Conservators vs. Attorneys-in-Fact

Hello Everyone! I just read my last post and decided it was a bit on the dry side. It was no fun to write and was probably no fun to read.

So, while I will keep my promise and discuss the differences between conservators and attorneys-in-fact, this article will be much shorter and much more interesting than the last. If you want more information about the law, the trial courts have public law libraries, and the librarians in those places are fabulous. http://www.lawlib.state.ma.us/. Of course, you could also hire me to advise you.


Definitions: Some things, like definitions, are by nature boring. It’s why nobody reads the dictionary just for fun. If you already know what the terms conservator, attorney-in-fact, and fiduciary mean, please move directly to the next paragraph. For those not in the know, a conservator is a person appointed by the probate court to handle only the financial affairs of an incapacitated person. An attorney-in-fact is a person appointed by a document called a power of attorney. The attorney-in-fact is an agent responsible for making financial decisions on behalf of a person who is incapacitated. The big difference between a conservator and an attorney-in-fact is that a conservator gets appointed by the court, while an attorney-in-fact is appointed by a legal document that the incapacitated person signed before he or she lost capacity. A fiduciary is a person entrusted to control property or to act on the behalf of another.


Attorneys-in-Fact: Most folks would like a say in who will handle financial mattes on their behalf if or when they become incapacitated. Signing a power of attorney and appointing an attorney-in-fact is the easiest way to make that choice, and the powers given to your attorney-in-fact can be tailored to fit your comfort level.
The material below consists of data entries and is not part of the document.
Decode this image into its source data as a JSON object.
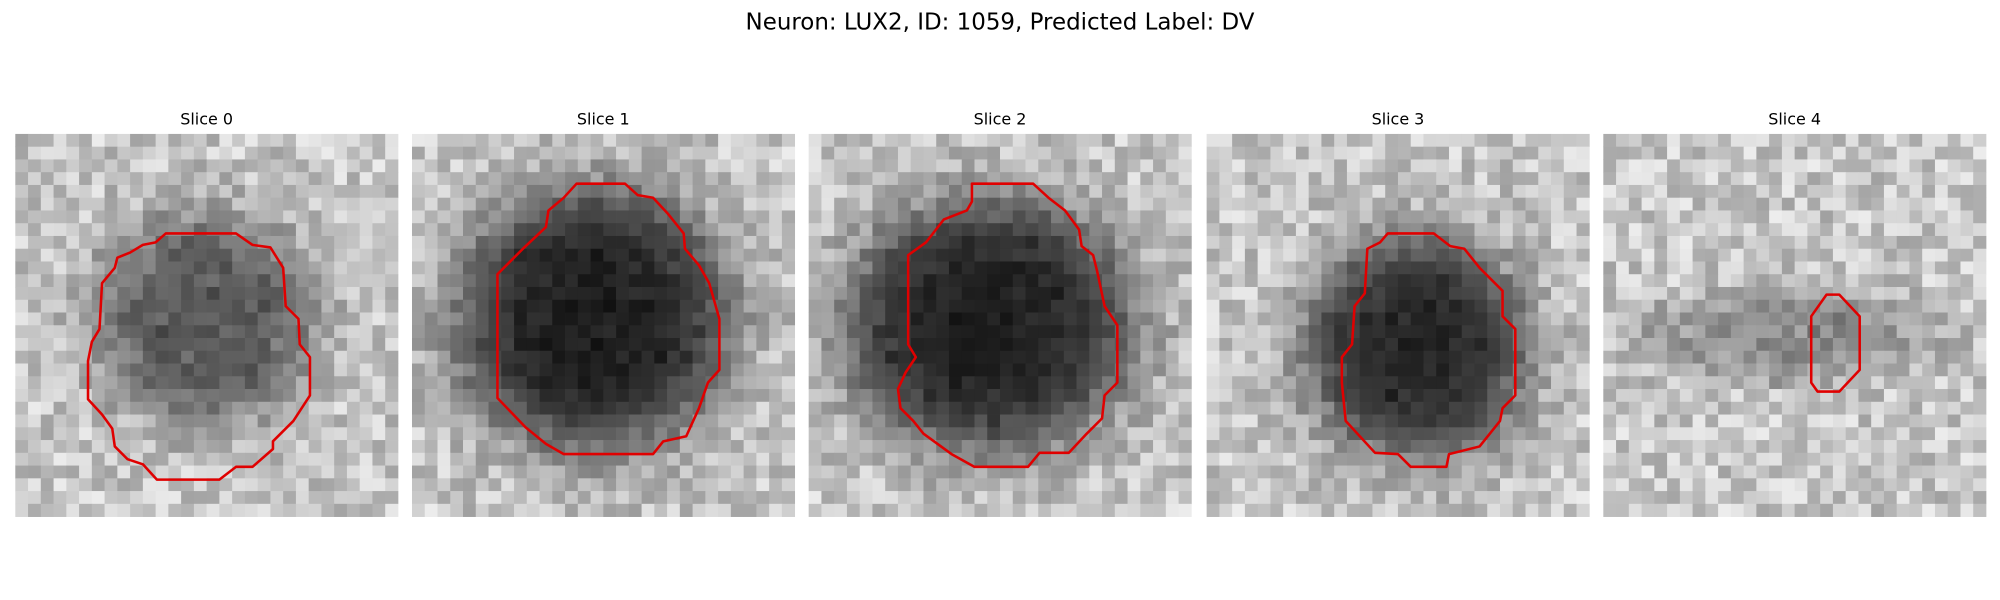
{
  "title": "Neuron: LUX2, ID: 1059, Predicted Label: DV",
  "panels": [
    {
      "title": "Slice 0"
    },
    {
      "title": "Slice 1"
    },
    {
      "title": "Slice 2"
    },
    {
      "title": "Slice 3"
    },
    {
      "title": "Slice 4"
    }
  ]
}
For example, you might wish to give your spouse full powers over your finances but limit your second choice attorney-in-fact to powers such as bill paying and mail collection. No court involvement is required to appoint an attorney-in-fact, and you can also use the document to request that a particular person be appointed as your conservator if one is required.
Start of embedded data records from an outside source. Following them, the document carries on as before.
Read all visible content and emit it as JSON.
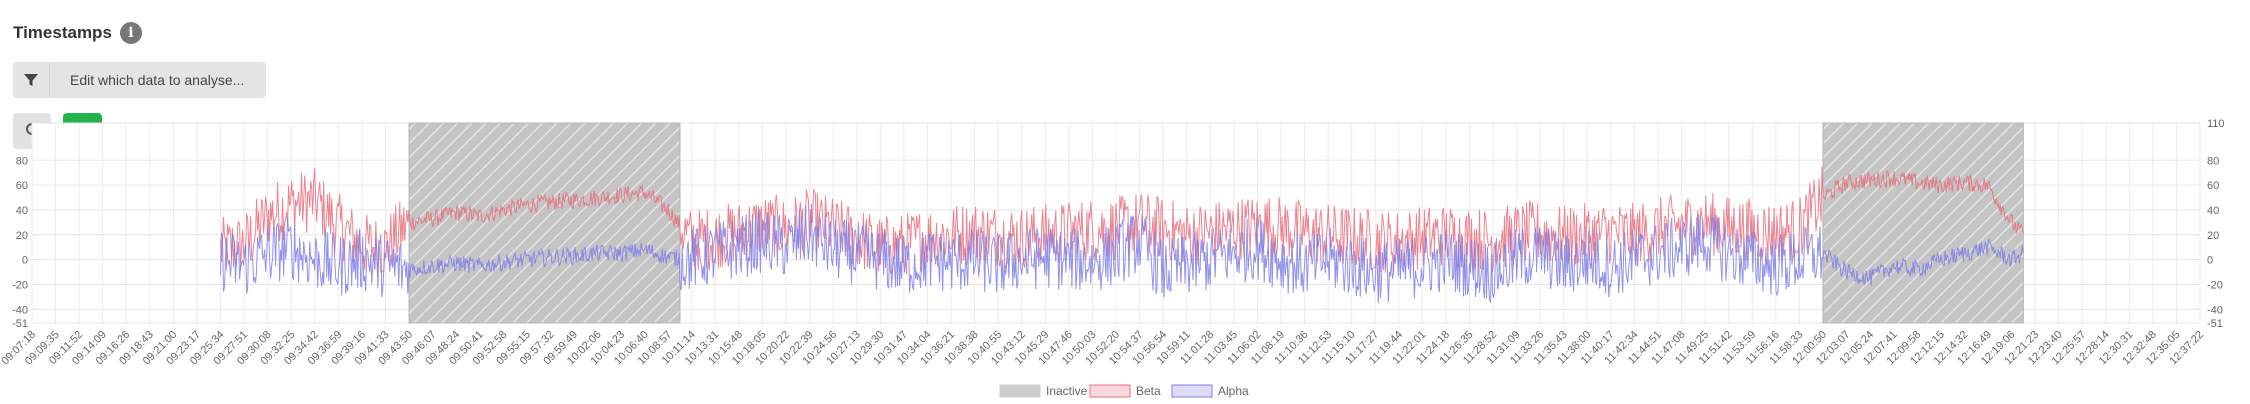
{
  "header": {
    "title": "Timestamps",
    "info_icon": "info-icon"
  },
  "filter": {
    "label": "Edit which data to analyse...",
    "icon": "filter-icon"
  },
  "toolbar": {
    "refresh_icon": "refresh-icon",
    "edit_icon": "edit-icon"
  },
  "colors": {
    "inactive": "#cccccc",
    "beta": "#e8707f",
    "alpha": "#7f7fe8",
    "edit_button": "#22b34a"
  },
  "chart_data": {
    "type": "line",
    "x_ticks": [
      "09:07:18",
      "09:09:35",
      "09:11:52",
      "09:14:09",
      "09:16:26",
      "09:18:43",
      "09:21:00",
      "09:23:17",
      "09:25:34",
      "09:27:51",
      "09:30:08",
      "09:32:25",
      "09:34:42",
      "09:36:59",
      "09:39:16",
      "09:41:33",
      "09:43:50",
      "09:46:07",
      "09:48:24",
      "09:50:41",
      "09:52:58",
      "09:55:15",
      "09:57:32",
      "09:59:49",
      "10:02:06",
      "10:04:23",
      "10:06:40",
      "10:08:57",
      "10:11:14",
      "10:13:31",
      "10:15:48",
      "10:18:05",
      "10:20:22",
      "10:22:39",
      "10:24:56",
      "10:27:13",
      "10:29:30",
      "10:31:47",
      "10:34:04",
      "10:36:21",
      "10:38:38",
      "10:40:55",
      "10:43:12",
      "10:45:29",
      "10:47:46",
      "10:50:03",
      "10:52:20",
      "10:54:37",
      "10:56:54",
      "10:59:11",
      "11:01:28",
      "11:03:45",
      "11:06:02",
      "11:08:19",
      "11:10:36",
      "11:12:53",
      "11:15:10",
      "11:17:27",
      "11:19:44",
      "11:22:01",
      "11:24:18",
      "11:26:35",
      "11:28:52",
      "11:31:09",
      "11:33:26",
      "11:35:43",
      "11:38:00",
      "11:40:17",
      "11:42:34",
      "11:44:51",
      "11:47:08",
      "11:49:25",
      "11:51:42",
      "11:53:59",
      "11:56:16",
      "11:58:33",
      "12:00:50",
      "12:03:07",
      "12:05:24",
      "12:07:41",
      "12:09:58",
      "12:12:15",
      "12:14:32",
      "12:16:49",
      "12:19:06",
      "12:21:23",
      "12:23:40",
      "12:25:57",
      "12:28:14",
      "12:30:31",
      "12:32:48",
      "12:35:05",
      "12:37:22"
    ],
    "y_ticks_left": [
      "80",
      "60",
      "40",
      "20",
      "0",
      "-20",
      "-40",
      "-51"
    ],
    "y_ticks_right": [
      "110",
      "80",
      "60",
      "40",
      "20",
      "0",
      "-20",
      "-40",
      "-51"
    ],
    "ylim": [
      -51,
      110
    ],
    "inactive_ranges": [
      [
        "09:43:50",
        "10:10:05"
      ],
      [
        "12:00:50",
        "12:20:15"
      ]
    ],
    "data_range": [
      "09:25:34",
      "12:20:15"
    ],
    "series": [
      {
        "name": "Beta",
        "points": [
          [
            "09:25:34",
            8
          ],
          [
            "09:27:51",
            12
          ],
          [
            "09:30:08",
            35
          ],
          [
            "09:32:25",
            45
          ],
          [
            "09:34:42",
            48
          ],
          [
            "09:36:59",
            28
          ],
          [
            "09:39:16",
            12
          ],
          [
            "09:41:33",
            10
          ],
          [
            "09:43:50",
            30
          ],
          [
            "09:46:07",
            33
          ],
          [
            "09:48:24",
            38
          ],
          [
            "09:50:41",
            35
          ],
          [
            "09:52:58",
            40
          ],
          [
            "09:55:15",
            44
          ],
          [
            "09:57:32",
            46
          ],
          [
            "09:59:49",
            48
          ],
          [
            "10:02:06",
            50
          ],
          [
            "10:04:23",
            52
          ],
          [
            "10:06:40",
            54
          ],
          [
            "10:08:57",
            40
          ],
          [
            "10:11:14",
            15
          ],
          [
            "10:13:31",
            18
          ],
          [
            "10:15:48",
            22
          ],
          [
            "10:18:05",
            28
          ],
          [
            "10:20:22",
            25
          ],
          [
            "10:22:39",
            32
          ],
          [
            "10:24:56",
            25
          ],
          [
            "10:27:13",
            18
          ],
          [
            "10:29:30",
            10
          ],
          [
            "10:31:47",
            12
          ],
          [
            "10:34:04",
            18
          ],
          [
            "10:36:21",
            20
          ],
          [
            "10:38:38",
            22
          ],
          [
            "10:40:55",
            20
          ],
          [
            "10:43:12",
            18
          ],
          [
            "10:45:29",
            20
          ],
          [
            "10:47:46",
            22
          ],
          [
            "10:50:03",
            25
          ],
          [
            "10:52:20",
            25
          ],
          [
            "10:54:37",
            30
          ],
          [
            "10:56:54",
            25
          ],
          [
            "10:59:11",
            20
          ],
          [
            "11:01:28",
            22
          ],
          [
            "11:03:45",
            25
          ],
          [
            "11:06:02",
            28
          ],
          [
            "11:08:19",
            26
          ],
          [
            "11:10:36",
            22
          ],
          [
            "11:12:53",
            20
          ],
          [
            "11:15:10",
            18
          ],
          [
            "11:17:27",
            15
          ],
          [
            "11:19:44",
            15
          ],
          [
            "11:22:01",
            18
          ],
          [
            "11:24:18",
            20
          ],
          [
            "11:26:35",
            18
          ],
          [
            "11:28:52",
            15
          ],
          [
            "11:31:09",
            20
          ],
          [
            "11:33:26",
            22
          ],
          [
            "11:35:43",
            18
          ],
          [
            "11:38:00",
            20
          ],
          [
            "11:40:17",
            22
          ],
          [
            "11:42:34",
            20
          ],
          [
            "11:44:51",
            25
          ],
          [
            "11:47:08",
            28
          ],
          [
            "11:49:25",
            30
          ],
          [
            "11:51:42",
            26
          ],
          [
            "11:53:59",
            24
          ],
          [
            "11:56:16",
            22
          ],
          [
            "11:58:33",
            25
          ],
          [
            "12:00:50",
            50
          ],
          [
            "12:03:07",
            62
          ],
          [
            "12:05:24",
            64
          ],
          [
            "12:07:41",
            66
          ],
          [
            "12:09:58",
            62
          ],
          [
            "12:12:15",
            60
          ],
          [
            "12:14:32",
            62
          ],
          [
            "12:16:49",
            60
          ],
          [
            "12:19:06",
            30
          ],
          [
            "12:20:15",
            20
          ]
        ]
      },
      {
        "name": "Alpha",
        "points": [
          [
            "09:25:34",
            0
          ],
          [
            "09:27:51",
            -5
          ],
          [
            "09:30:08",
            5
          ],
          [
            "09:32:25",
            10
          ],
          [
            "09:34:42",
            0
          ],
          [
            "09:36:59",
            -5
          ],
          [
            "09:39:16",
            0
          ],
          [
            "09:41:33",
            -5
          ],
          [
            "09:43:50",
            -8
          ],
          [
            "09:46:07",
            -5
          ],
          [
            "09:48:24",
            -3
          ],
          [
            "09:50:41",
            -5
          ],
          [
            "09:52:58",
            -2
          ],
          [
            "09:55:15",
            0
          ],
          [
            "09:57:32",
            2
          ],
          [
            "09:59:49",
            3
          ],
          [
            "10:02:06",
            5
          ],
          [
            "10:04:23",
            5
          ],
          [
            "10:06:40",
            8
          ],
          [
            "10:08:57",
            2
          ],
          [
            "10:11:14",
            0
          ],
          [
            "10:13:31",
            5
          ],
          [
            "10:15:48",
            10
          ],
          [
            "10:18:05",
            15
          ],
          [
            "10:20:22",
            10
          ],
          [
            "10:22:39",
            20
          ],
          [
            "10:24:56",
            8
          ],
          [
            "10:27:13",
            5
          ],
          [
            "10:29:30",
            0
          ],
          [
            "10:31:47",
            -5
          ],
          [
            "10:34:04",
            0
          ],
          [
            "10:36:21",
            -2
          ],
          [
            "10:38:38",
            0
          ],
          [
            "10:40:55",
            -5
          ],
          [
            "10:43:12",
            0
          ],
          [
            "10:45:29",
            2
          ],
          [
            "10:47:46",
            0
          ],
          [
            "10:50:03",
            -2
          ],
          [
            "10:52:20",
            5
          ],
          [
            "10:54:37",
            15
          ],
          [
            "10:56:54",
            -10
          ],
          [
            "10:59:11",
            -5
          ],
          [
            "11:01:28",
            0
          ],
          [
            "11:03:45",
            5
          ],
          [
            "11:06:02",
            10
          ],
          [
            "11:08:19",
            0
          ],
          [
            "11:10:36",
            -5
          ],
          [
            "11:12:53",
            0
          ],
          [
            "11:15:10",
            -5
          ],
          [
            "11:17:27",
            -10
          ],
          [
            "11:19:44",
            -8
          ],
          [
            "11:22:01",
            -5
          ],
          [
            "11:24:18",
            0
          ],
          [
            "11:26:35",
            -5
          ],
          [
            "11:28:52",
            -10
          ],
          [
            "11:31:09",
            0
          ],
          [
            "11:33:26",
            5
          ],
          [
            "11:35:43",
            -5
          ],
          [
            "11:38:00",
            0
          ],
          [
            "11:40:17",
            -5
          ],
          [
            "11:42:34",
            0
          ],
          [
            "11:44:51",
            5
          ],
          [
            "11:47:08",
            10
          ],
          [
            "11:49:25",
            15
          ],
          [
            "11:51:42",
            5
          ],
          [
            "11:53:59",
            0
          ],
          [
            "11:56:16",
            -5
          ],
          [
            "11:58:33",
            0
          ],
          [
            "12:00:50",
            5
          ],
          [
            "12:03:07",
            -10
          ],
          [
            "12:05:24",
            -15
          ],
          [
            "12:07:41",
            -5
          ],
          [
            "12:09:58",
            -8
          ],
          [
            "12:12:15",
            0
          ],
          [
            "12:14:32",
            5
          ],
          [
            "12:16:49",
            10
          ],
          [
            "12:19:06",
            0
          ],
          [
            "12:20:15",
            5
          ]
        ]
      }
    ],
    "legend": {
      "placement": "bottom-center",
      "items": [
        "Inactive",
        "Beta",
        "Alpha"
      ]
    },
    "grid": true
  }
}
Conservators: You might be wondering why we need conservators at all if you can simply sign a power of attorney to name a fiduciary. The answer is that many people never bother to sign a power of attorney. When those people become ill or go missing, somebody needs to be appointed to handle their affairs. Sometimes, a conservator is necessary for people who have signed a power of attorney, either because of fiduciary misconduct (the attorney-in-fact is stealing money, for example) or because the fiduciary requires powers that were not granted by the power of attorney. Conservatorships are time consuming to obtain and, if you hire an attorney to help you, you must pay legal fees. Even uncontested conservatorships can cost a few thousand dollars in attorney’s fees. Conservatorships come with court oversight and, often, continued court involvement.
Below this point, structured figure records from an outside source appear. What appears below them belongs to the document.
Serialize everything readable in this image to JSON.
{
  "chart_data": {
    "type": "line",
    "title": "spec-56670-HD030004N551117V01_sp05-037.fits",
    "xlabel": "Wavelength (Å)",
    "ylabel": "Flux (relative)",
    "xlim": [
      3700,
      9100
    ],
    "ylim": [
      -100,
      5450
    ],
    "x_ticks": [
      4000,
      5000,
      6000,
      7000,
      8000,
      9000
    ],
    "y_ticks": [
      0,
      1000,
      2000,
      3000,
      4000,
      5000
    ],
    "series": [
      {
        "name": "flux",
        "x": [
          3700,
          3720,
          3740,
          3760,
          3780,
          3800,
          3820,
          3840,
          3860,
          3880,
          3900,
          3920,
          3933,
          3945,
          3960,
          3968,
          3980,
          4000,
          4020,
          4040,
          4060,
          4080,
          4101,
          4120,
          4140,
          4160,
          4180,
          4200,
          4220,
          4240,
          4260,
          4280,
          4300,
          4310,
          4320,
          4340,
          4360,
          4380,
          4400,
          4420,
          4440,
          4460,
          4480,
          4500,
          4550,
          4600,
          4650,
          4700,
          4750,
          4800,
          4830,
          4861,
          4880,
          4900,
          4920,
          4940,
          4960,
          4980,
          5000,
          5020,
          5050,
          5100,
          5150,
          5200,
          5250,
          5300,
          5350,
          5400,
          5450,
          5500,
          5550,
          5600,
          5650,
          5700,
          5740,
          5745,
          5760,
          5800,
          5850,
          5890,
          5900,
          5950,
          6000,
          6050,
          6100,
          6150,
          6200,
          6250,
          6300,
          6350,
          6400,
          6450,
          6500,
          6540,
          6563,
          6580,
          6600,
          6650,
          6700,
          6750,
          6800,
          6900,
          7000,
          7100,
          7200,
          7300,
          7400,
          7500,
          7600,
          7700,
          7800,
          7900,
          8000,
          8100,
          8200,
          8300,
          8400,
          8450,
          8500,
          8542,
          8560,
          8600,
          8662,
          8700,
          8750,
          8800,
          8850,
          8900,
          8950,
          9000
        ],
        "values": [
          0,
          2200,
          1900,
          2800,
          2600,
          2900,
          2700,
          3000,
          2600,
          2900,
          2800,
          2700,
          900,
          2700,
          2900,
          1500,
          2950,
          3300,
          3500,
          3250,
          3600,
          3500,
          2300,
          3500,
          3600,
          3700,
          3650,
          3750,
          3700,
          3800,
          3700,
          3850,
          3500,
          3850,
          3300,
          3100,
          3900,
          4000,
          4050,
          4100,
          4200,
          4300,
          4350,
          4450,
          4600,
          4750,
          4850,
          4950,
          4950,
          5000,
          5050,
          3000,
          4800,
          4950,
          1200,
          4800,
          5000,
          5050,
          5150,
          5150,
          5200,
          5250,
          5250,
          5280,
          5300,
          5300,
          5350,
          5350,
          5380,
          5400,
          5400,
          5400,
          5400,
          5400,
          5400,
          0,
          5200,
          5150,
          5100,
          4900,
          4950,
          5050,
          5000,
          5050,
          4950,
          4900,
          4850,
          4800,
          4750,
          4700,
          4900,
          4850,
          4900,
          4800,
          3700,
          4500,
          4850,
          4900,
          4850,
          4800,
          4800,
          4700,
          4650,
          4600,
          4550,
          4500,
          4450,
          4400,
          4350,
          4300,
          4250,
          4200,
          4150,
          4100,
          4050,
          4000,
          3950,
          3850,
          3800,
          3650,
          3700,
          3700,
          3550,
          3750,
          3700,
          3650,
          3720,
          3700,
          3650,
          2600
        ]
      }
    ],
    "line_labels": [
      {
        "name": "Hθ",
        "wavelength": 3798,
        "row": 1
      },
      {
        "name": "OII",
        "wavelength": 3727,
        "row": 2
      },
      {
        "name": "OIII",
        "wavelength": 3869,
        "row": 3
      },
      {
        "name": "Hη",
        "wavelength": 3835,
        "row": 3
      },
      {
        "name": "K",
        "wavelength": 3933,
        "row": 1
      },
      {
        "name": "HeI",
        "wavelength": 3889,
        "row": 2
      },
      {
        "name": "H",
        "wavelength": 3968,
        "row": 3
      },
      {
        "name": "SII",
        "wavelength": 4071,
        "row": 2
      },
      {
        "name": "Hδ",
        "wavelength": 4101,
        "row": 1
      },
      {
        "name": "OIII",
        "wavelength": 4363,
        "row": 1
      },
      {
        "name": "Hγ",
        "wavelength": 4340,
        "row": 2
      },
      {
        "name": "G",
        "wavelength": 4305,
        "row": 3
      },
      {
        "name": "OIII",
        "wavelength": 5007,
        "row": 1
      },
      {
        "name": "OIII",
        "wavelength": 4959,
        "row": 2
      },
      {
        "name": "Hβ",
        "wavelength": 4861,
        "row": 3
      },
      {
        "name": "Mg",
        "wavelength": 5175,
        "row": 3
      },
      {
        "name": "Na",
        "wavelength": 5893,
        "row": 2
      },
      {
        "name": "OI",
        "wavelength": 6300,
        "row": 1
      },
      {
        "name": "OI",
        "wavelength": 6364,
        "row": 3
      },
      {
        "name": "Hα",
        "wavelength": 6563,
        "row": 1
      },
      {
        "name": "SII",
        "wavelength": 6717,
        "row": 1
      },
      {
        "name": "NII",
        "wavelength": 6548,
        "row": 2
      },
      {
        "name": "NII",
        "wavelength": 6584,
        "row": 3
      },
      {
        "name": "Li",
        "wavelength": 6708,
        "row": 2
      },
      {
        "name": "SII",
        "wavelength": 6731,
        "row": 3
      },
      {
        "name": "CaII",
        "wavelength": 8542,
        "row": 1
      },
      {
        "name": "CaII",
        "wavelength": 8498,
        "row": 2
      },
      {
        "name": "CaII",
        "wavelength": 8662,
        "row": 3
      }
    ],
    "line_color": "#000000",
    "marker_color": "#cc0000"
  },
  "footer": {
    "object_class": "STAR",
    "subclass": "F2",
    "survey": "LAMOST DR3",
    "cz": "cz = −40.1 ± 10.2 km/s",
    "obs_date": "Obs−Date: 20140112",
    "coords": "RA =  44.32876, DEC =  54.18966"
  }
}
There is both a Conservator and an Attorney-in-Fact, and they disagree about what to do. Who wins? The conservator. The new Massachusetts Uniform Probate Court, M.G.L. c. 190B § 5 is quite clear that the attorney-in-fact is accountable to a conservator, and the conservator has the power to revoke or amend the power of attorney. If the conservator does not like what the attorney-in-fact is doing, he or she can simply revoke the power of attorney.


This is a very short version of guardians vs. conservators, but don't worry! I'll be addressing more complex details in future posts.